Why it matters: A major scientific report last year showed that warming will have far more severe consequences if temperature increases are allowed to creep past 1.5°C. Holding the rise to that level is a key but immensely hard goal of the Paris climate deal.
- Per the IPCC, it would mean emissions falling to net-zero by roughly mid-century.
What they did: The new paper in the peer-reviewed journal Nature compares future emissions from infrastructure — power plants, vehicles, industrial plants and more — against the estimated remaining "carbon budget" for staying within 1.5°C and 2°C.

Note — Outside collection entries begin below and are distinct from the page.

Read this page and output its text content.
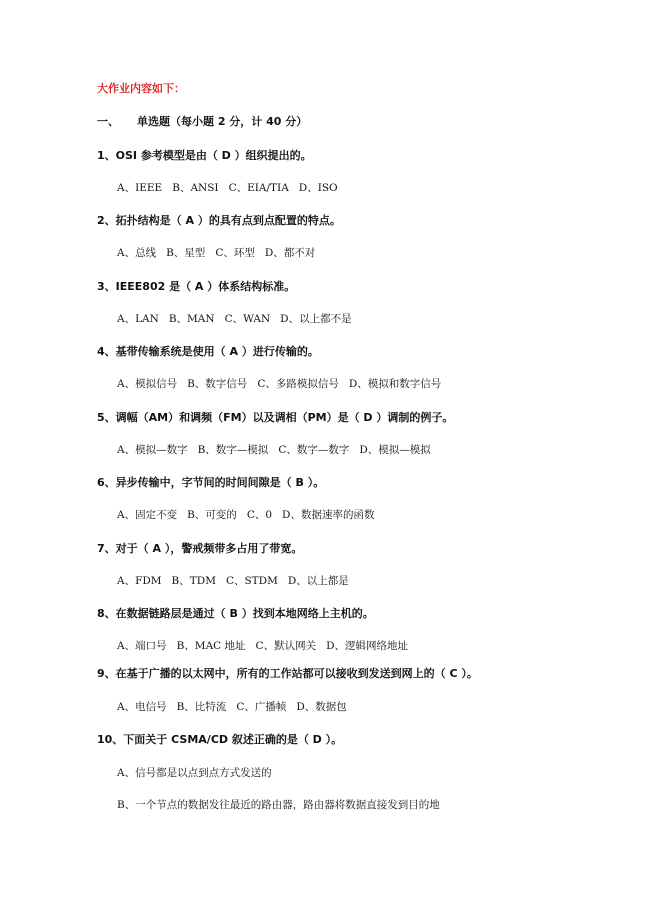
大作业内容如下：
一、 单选题（每小题 2 分，计 40 分）
1、OSI 参考模型是由（ D ）组织提出的。
A、IEEE   B、ANSI   C、EIA/TIA   D、ISO
2、拓扑结构是（ A ）的具有点到点配置的特点。
A、总线   B、星型   C、环型   D、都不对
3、IEEE802 是（ A ）体系结构标准。
A、LAN   B、MAN   C、WAN   D、以上都不是
4、基带传输系统是使用（ A ）进行传输的。
A、模拟信号   B、数字信号   C、多路模拟信号   D、模拟和数字信号
5、调幅（AM）和调频（FM）以及调相（PM）是（ D ）调制的例子。
A、模拟—数字   B、数字—模拟   C、数字—数字   D、模拟—模拟
6、异步传输中，字节间的时间间隙是（ B ）。
A、固定不变   B、可变的   C、0   D、数据速率的函数
7、对于（ A ），警戒频带多占用了带宽。
A、FDM   B、TDM   C、STDM   D、以上都是
8、在数据链路层是通过（ B ）找到本地网络上主机的。
A、端口号   B、MAC 地址   C、默认网关   D、逻辑网络地址
9、在基于广播的以太网中，所有的工作站都可以接收到发送到网上的（ C ）。
A、电信号   B、比特流   C、广播帧   D、数据包
10、下面关于 CSMA/CD 叙述正确的是（ D ）。
A、信号都是以点到点方式发送的
B、一个节点的数据发往最近的路由器，路由器将数据直接发到目的地
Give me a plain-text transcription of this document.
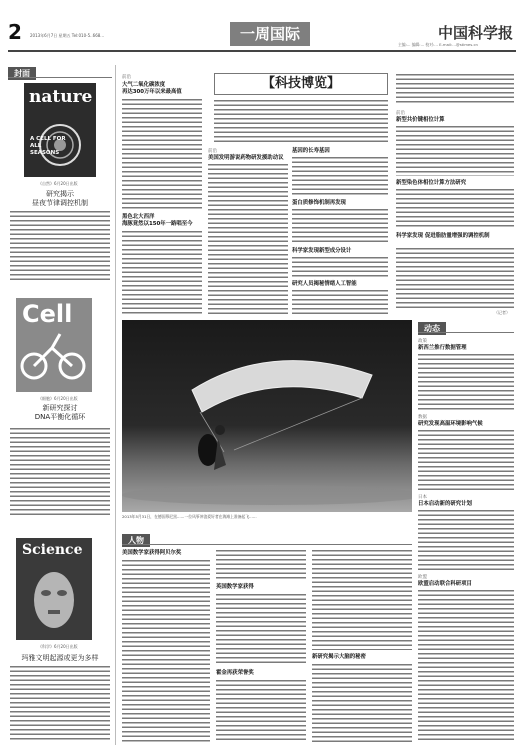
2 2013年6月7日 星期五 Tel:010-5..668...	一周国际	中国科学报
主编:... 编辑:... 校对:... E-mail:...@stimes.cn
封面
nature
A CELL FOR ALL SEASONS
《自然》6月20日出版
研究揭示
昼夜节律调控机制
Cell
《细胞》6月20日出版
新研究探讨
DNA平衡化循环
Science
《科学》6月20日出版
玛雅文明起源或更为多样
前沿
大气二氧化碳浓度
再达300万年以来最高值
黑色北大西洋
海豚竟然以150年一路唱至今
前沿
美国发明游说药物研发援助动议
【科技博览】
基因的长寿基因
蛋白质修饰机制再发现
科学家发现新型成分设计
研究人员揭秘情绪人工智能
前沿
新型共价键相位计算
新型染色体相位计算方法研究
科学家发现 促进脂肪量增强的调控机制
（记者）
2013年5月31日，在德国慕尼黑……一位风筝冲浪爱好者在海滩上准备起飞……
动态
政策
新西兰推行数据管理
数据
研究发现高温环境影响气候
日本
日本启动新的研究计划
欧盟
欧盟启动联合科研项目
人物
美国数学家获得阿贝尔奖
英国数学家获得
霍金再获荣誉奖
新研究揭示大脑的秘密
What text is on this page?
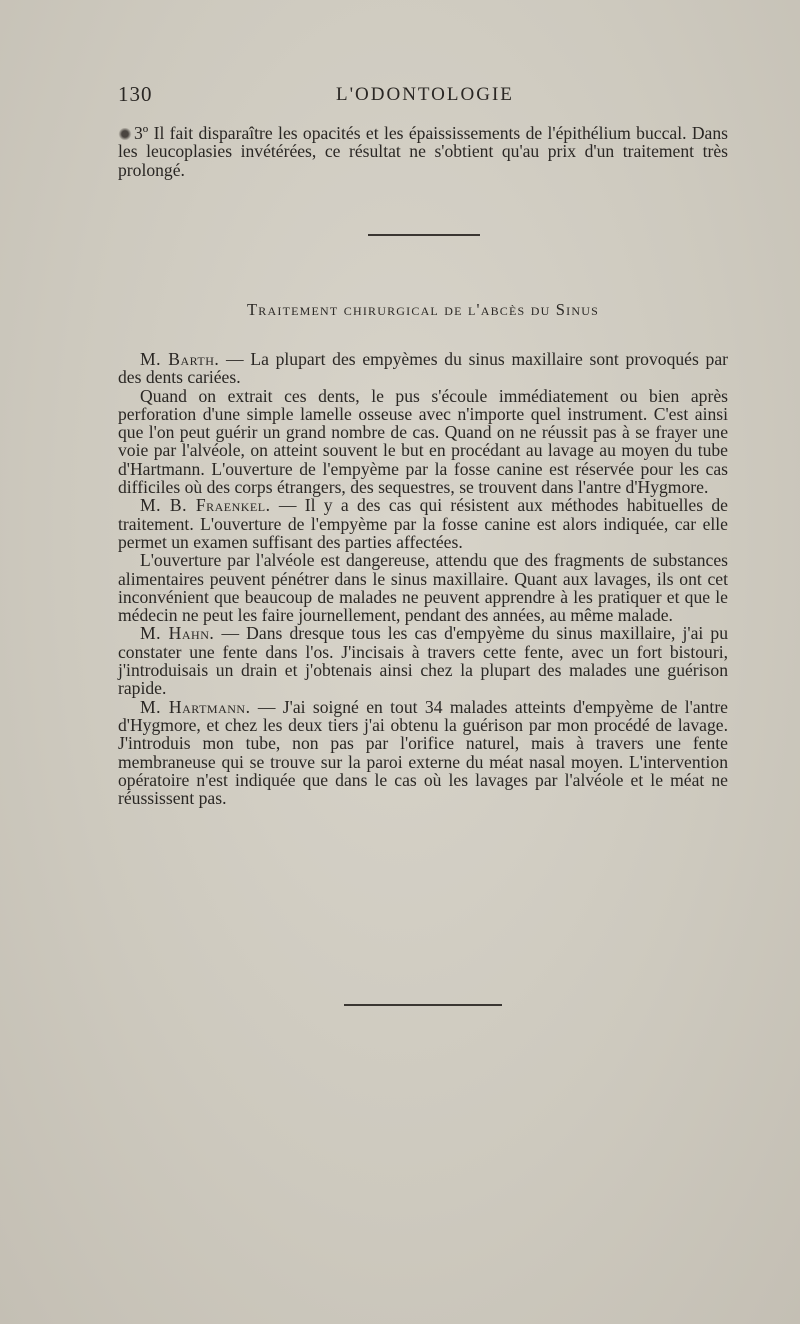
130	L'ODONTOLOGIE

3º Il fait disparaître les opacités et les épaississements de l'épithélium buccal. Dans les leucoplasies invétérées, ce résultat ne s'obtient qu'au prix d'un traitement très prolongé.

Traitement chirurgical de l'abcès du Sinus

M. Barth. — La plupart des empyèmes du sinus maxillaire sont provoqués par des dents cariées.

Quand on extrait ces dents, le pus s'écoule immédiatement ou bien après perforation d'une simple lamelle osseuse avec n'importe quel instrument. C'est ainsi que l'on peut guérir un grand nombre de cas. Quand on ne réussit pas à se frayer une voie par l'alvéole, on atteint souvent le but en procédant au lavage au moyen du tube d'Hartmann. L'ouverture de l'empyème par la fosse canine est réservée pour les cas difficiles où des corps étrangers, des sequestres, se trouvent dans l'antre d'Hygmore.

M. B. Fraenkel. — Il y a des cas qui résistent aux méthodes habituelles de traitement. L'ouverture de l'empyème par la fosse canine est alors indiquée, car elle permet un examen suffisant des parties affectées.

L'ouverture par l'alvéole est dangereuse, attendu que des fragments de substances alimentaires peuvent pénétrer dans le sinus maxillaire. Quant aux lavages, ils ont cet inconvénient que beaucoup de malades ne peuvent apprendre à les pratiquer et que le médecin ne peut les faire journellement, pendant des années, au même malade.

M. Hahn. — Dans dresque tous les cas d'empyème du sinus maxillaire, j'ai pu constater une fente dans l'os. J'incisais à travers cette fente, avec un fort bistouri, j'introduisais un drain et j'obtenais ainsi chez la plupart des malades une guérison rapide.

M. Hartmann. — J'ai soigné en tout 34 malades atteints d'empyème de l'antre d'Hygmore, et chez les deux tiers j'ai obtenu la guérison par mon procédé de lavage. J'introduis mon tube, non pas par l'orifice naturel, mais à travers une fente membraneuse qui se trouve sur la paroi externe du méat nasal moyen. L'intervention opératoire n'est indiquée que dans le cas où les lavages par l'alvéole et le méat ne réussissent pas.
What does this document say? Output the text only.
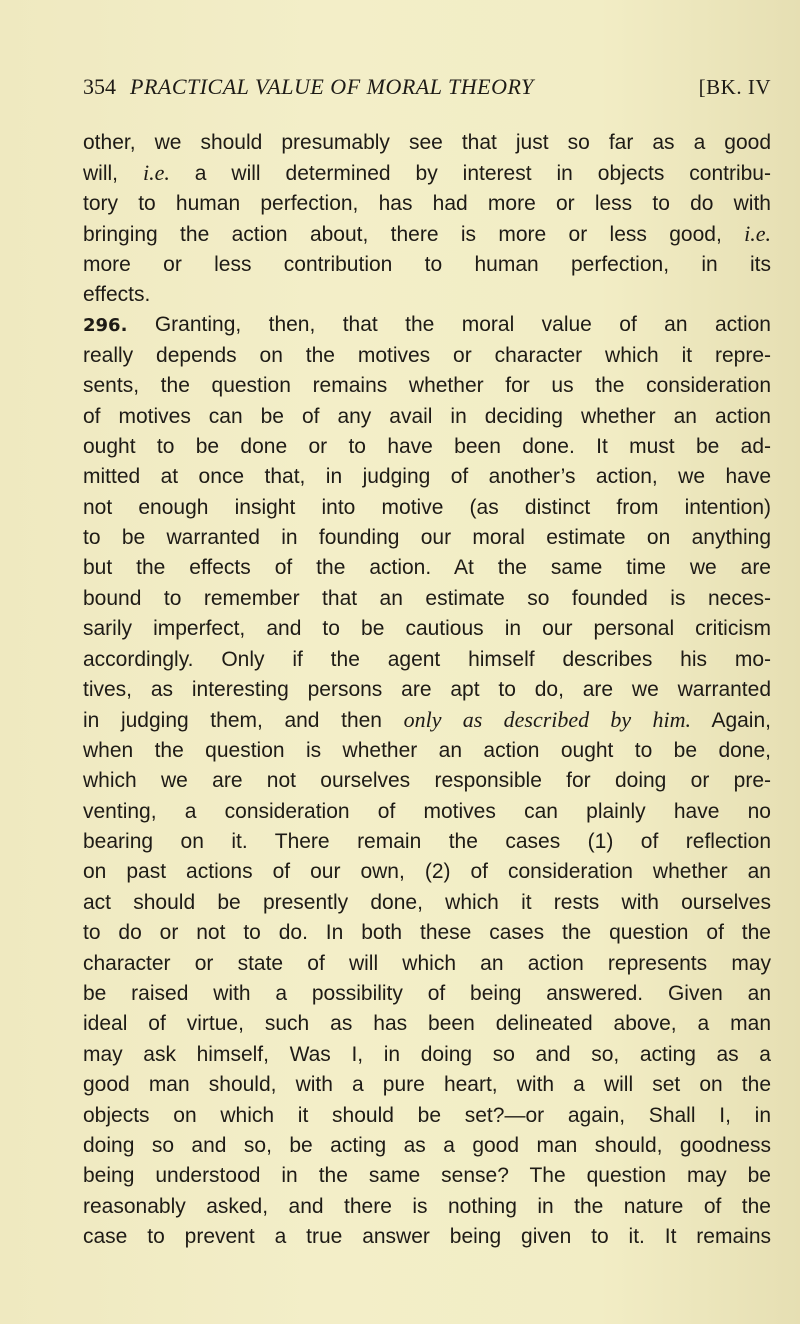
354 PRACTICAL VALUE OF MORAL THEORY	[BK. IV
other, we should presumably see that just so far as a good
will, i.e. a will determined by interest in objects contribu-
tory to human perfection, has had more or less to do with
bringing the action about, there is more or less good, i.e.
more or less contribution to human perfection, in its
effects.
296. Granting, then, that the moral value of an action
really depends on the motives or character which it repre-
sents, the question remains whether for us the consideration
of motives can be of any avail in deciding whether an action
ought to be done or to have been done. It must be ad-
mitted at once that, in judging of another’s action, we have
not enough insight into motive (as distinct from intention)
to be warranted in founding our moral estimate on anything
but the effects of the action. At the same time we are
bound to remember that an estimate so founded is neces-
sarily imperfect, and to be cautious in our personal criticism
accordingly. Only if the agent himself describes his mo-
tives, as interesting persons are apt to do, are we warranted
in judging them, and then only as described by him. Again,
when the question is whether an action ought to be done,
which we are not ourselves responsible for doing or pre-
venting, a consideration of motives can plainly have no
bearing on it. There remain the cases (1) of reflection
on past actions of our own, (2) of consideration whether an
act should be presently done, which it rests with ourselves
to do or not to do. In both these cases the question of the
character or state of will which an action represents may
be raised with a possibility of being answered. Given an
ideal of virtue, such as has been delineated above, a man
may ask himself, Was I, in doing so and so, acting as a
good man should, with a pure heart, with a will set on the
objects on which it should be set?—or again, Shall I, in
doing so and so, be acting as a good man should, goodness
being understood in the same sense? The question may be
reasonably asked, and there is nothing in the nature of the
case to prevent a true answer being given to it. It remains
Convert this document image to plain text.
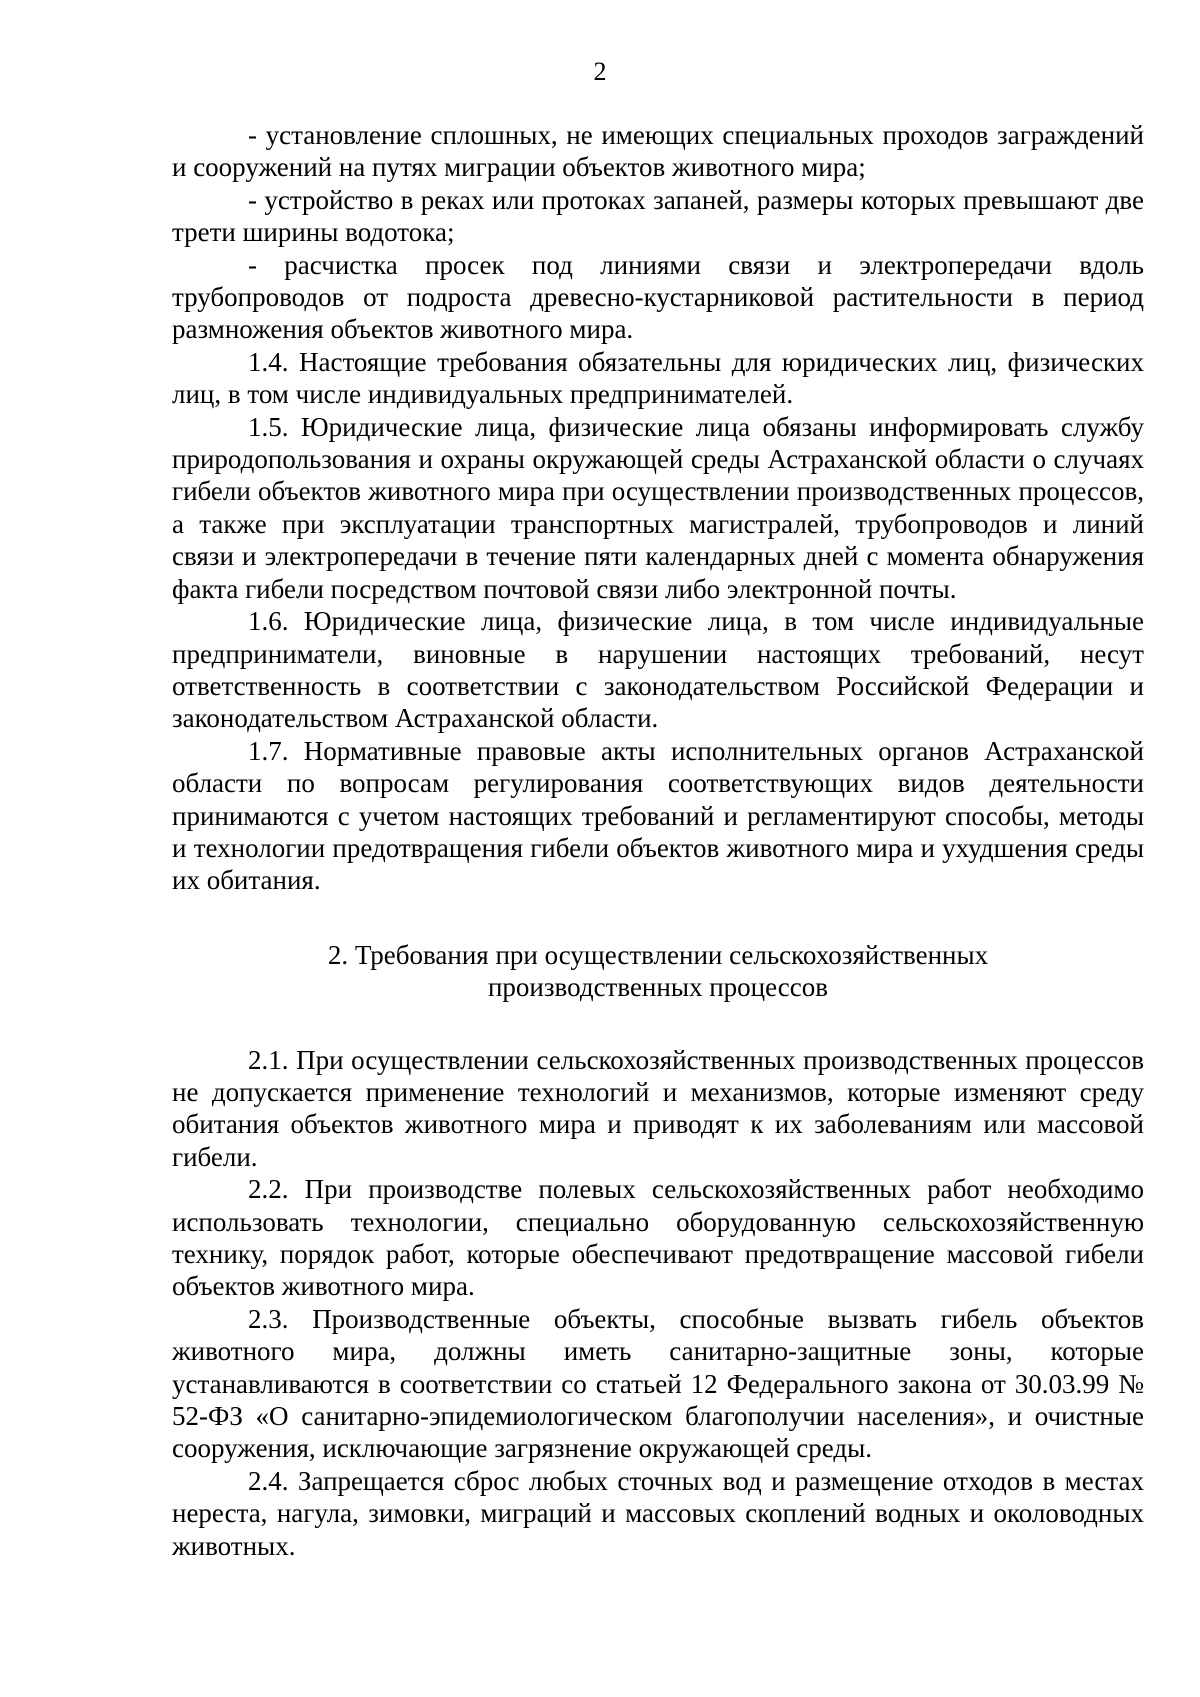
2

- установление сплошных, не имеющих специальных проходов заграждений и сооружений на путях миграции объектов животного мира;

- устройство в реках или протоках запаней, размеры которых превышают две трети ширины водотока;

- расчистка просек под линиями связи и электропередачи вдоль трубопроводов от подроста древесно-кустарниковой растительности в период размножения объектов животного мира.

1.4. Настоящие требования обязательны для юридических лиц, физических лиц, в том числе индивидуальных предпринимателей.

1.5. Юридические лица, физические лица обязаны информировать службу природопользования и охраны окружающей среды Астраханской области о случаях гибели объектов животного мира при осуществлении производственных процессов, а также при эксплуатации транспортных магистралей, трубопроводов и линий связи и электропередачи в течение пяти календарных дней с момента обнаружения факта гибели посредством почтовой связи либо электронной почты.

1.6. Юридические лица, физические лица, в том числе индивидуальные предприниматели, виновные в нарушении настоящих требований, несут ответственность в соответствии с законодательством Российской Федерации и законодательством Астраханской области.

1.7. Нормативные правовые акты исполнительных органов Астраханской области по вопросам регулирования соответствующих видов деятельности принимаются с учетом настоящих требований и регламентируют способы, методы и технологии предотвращения гибели объектов животного мира и ухудшения среды их обитания.

2. Требования при осуществлении сельскохозяйственных
производственных процессов

2.1. При осуществлении сельскохозяйственных производственных процессов не допускается применение технологий и механизмов, которые изменяют среду обитания объектов животного мира и приводят к их заболеваниям или массовой гибели.

2.2. При производстве полевых сельскохозяйственных работ необходимо использовать технологии, специально оборудованную сельскохозяйственную технику, порядок работ, которые обеспечивают предотвращение массовой гибели объектов животного мира.

2.3. Производственные объекты, способные вызвать гибель объектов животного мира, должны иметь санитарно-защитные зоны, которые устанавливаются в соответствии со статьей 12 Федерального закона от 30.03.99 № 52-ФЗ «О санитарно-эпидемиологическом благополучии населения», и очистные сооружения, исключающие загрязнение окружающей среды.

2.4. Запрещается сброс любых сточных вод и размещение отходов в местах нереста, нагула, зимовки, миграций и массовых скоплений водных и околоводных животных.
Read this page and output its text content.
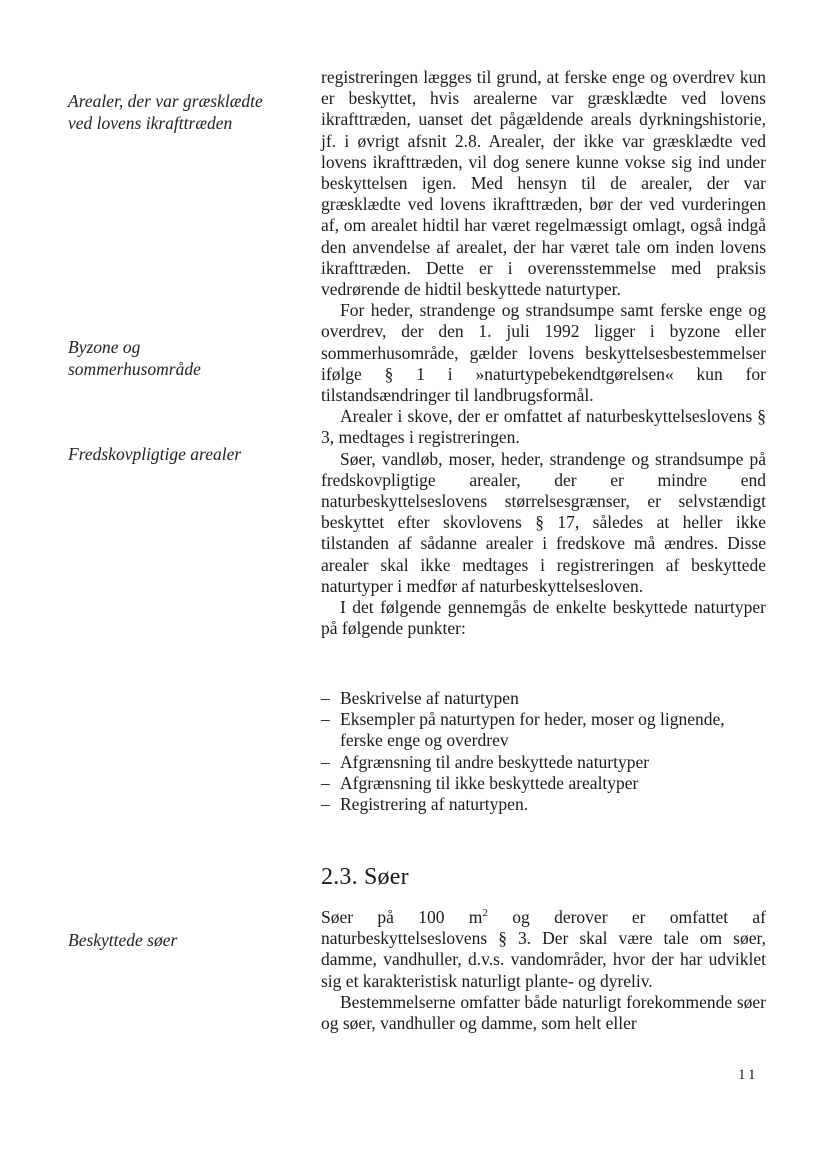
Arealer, der var græsklædte
ved lovens ikrafttræden
Byzone og
sommerhusområde
Fredskovpligtige arealer
Beskyttede søer

registreringen lægges til grund, at ferske enge og overdrev kun er beskyttet, hvis arealerne var græsklædte ved lovens ikrafttræden, uanset det pågældende areals dyrkningshistorie, jf. i øvrigt afsnit 2.8. Arealer, der ikke var græsklædte ved lovens ikrafttræden, vil dog senere kunne vokse sig ind under beskyttelsen igen. Med hensyn til de arealer, der var græsklædte ved lovens ikrafttræden, bør der ved vurderingen af, om arealet hidtil har været regelmæssigt omlagt, også indgå den anvendelse af arealet, der har været tale om inden lovens ikrafttræden. Dette er i overensstemmelse med praksis vedrørende de hidtil beskyttede naturtyper.

For heder, strandenge og strandsumpe samt ferske enge og overdrev, der den 1. juli 1992 ligger i byzone eller sommerhusområde, gælder lovens beskyttelsesbestemmelser ifølge § 1 i »naturtypebekendtgørelsen« kun for tilstandsændringer til landbrugsformål.

Arealer i skove, der er omfattet af naturbeskyttelseslovens § 3, medtages i registreringen.

Søer, vandløb, moser, heder, strandenge og strandsumpe på fredskovpligtige arealer, der er mindre end naturbeskyttelseslovens størrelsesgrænser, er selvstændigt beskyttet efter skovlovens § 17, således at heller ikke tilstanden af sådanne arealer i fredskove må ændres. Disse arealer skal ikke medtages i registreringen af beskyttede naturtyper i medfør af naturbeskyttelsesloven.

I det følgende gennemgås de enkelte beskyttede naturtyper på følgende punkter:

– Beskrivelse af naturtypen
– Eksempler på naturtypen for heder, moser og lignende,
ferske enge og overdrev
– Afgrænsning til andre beskyttede naturtyper
– Afgrænsning til ikke beskyttede arealtyper
– Registrering af naturtypen.
2.3. Søer

Søer på 100 $m^2$ og derover er omfattet af naturbeskyttelseslovens § 3. Der skal være tale om søer, damme, vandhuller, d.v.s. vandområder, hvor der har udviklet sig et karakteristisk naturligt plante- og dyreliv.

Bestemmelserne omfatter både naturligt forekommende søer og søer, vandhuller og damme, som helt eller

11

What they found: Projected cumulative emissions from existing infrastructure, roughly 658 gigatonnes, are much higher than the estimated remaining 1.5°C budget.
That's what you can see in the chart above, which shows that even expected lifetime CO2 from infrastructure and vehicles already in use are enough to surpass 1.5°C of warming.
- “There’s a lot of aspirational talk about the 1.5 target, and I think that’s all good, but there are some sobering realities if we wanted to meet that target,” co-author Steven Davis of UC Irvine tells me.
- A substantial amount of these "committed" future emissions are from relatively young coal-fired power fleets in China and India.
- Davis notes the findings are conservative. The paper doesn't include emissions from fossil fuel extraction and deforestation.
The bottom line: Any shot at 1.5°C likely means shutting down lots of power plants before the end of their roughly 40-year lifetimes.
- "[U]nless compensated by negative emissions technologies or retrofitted with carbon capture and storage, 1.5 °C carbon budgets allow for no new emitting infrastructure and require substantial changes to the lifetime or operation of already existing energy infrastructure," the paper states.
Threat level: Additional emissions from power plants that are planned or under construction already make staying within 2°C (the less ambitious Paris target) difficult to achieve.
- Emissions from existing infrastructure and proposed plants could consume two-thirds of the emissions budget for staying within 2°C, the report states.
What they're saying: Rutgers University climate scientist Robert Kopp, who was not part of the study, tells me the results are consistent with what's expected from energy forecast models, but notes the paper is "based on empirical data analyzed in a fairly transparent fashion."
"It emphasizes the radical transformations necessary to stabilize global temperature in the 1.5-2.0°C range: basically, an end to new construction of fossil fuel-based electric and industrial infrastructure, and — especially for 1.5°C — an acceleration of the retirement of existing infrastructure."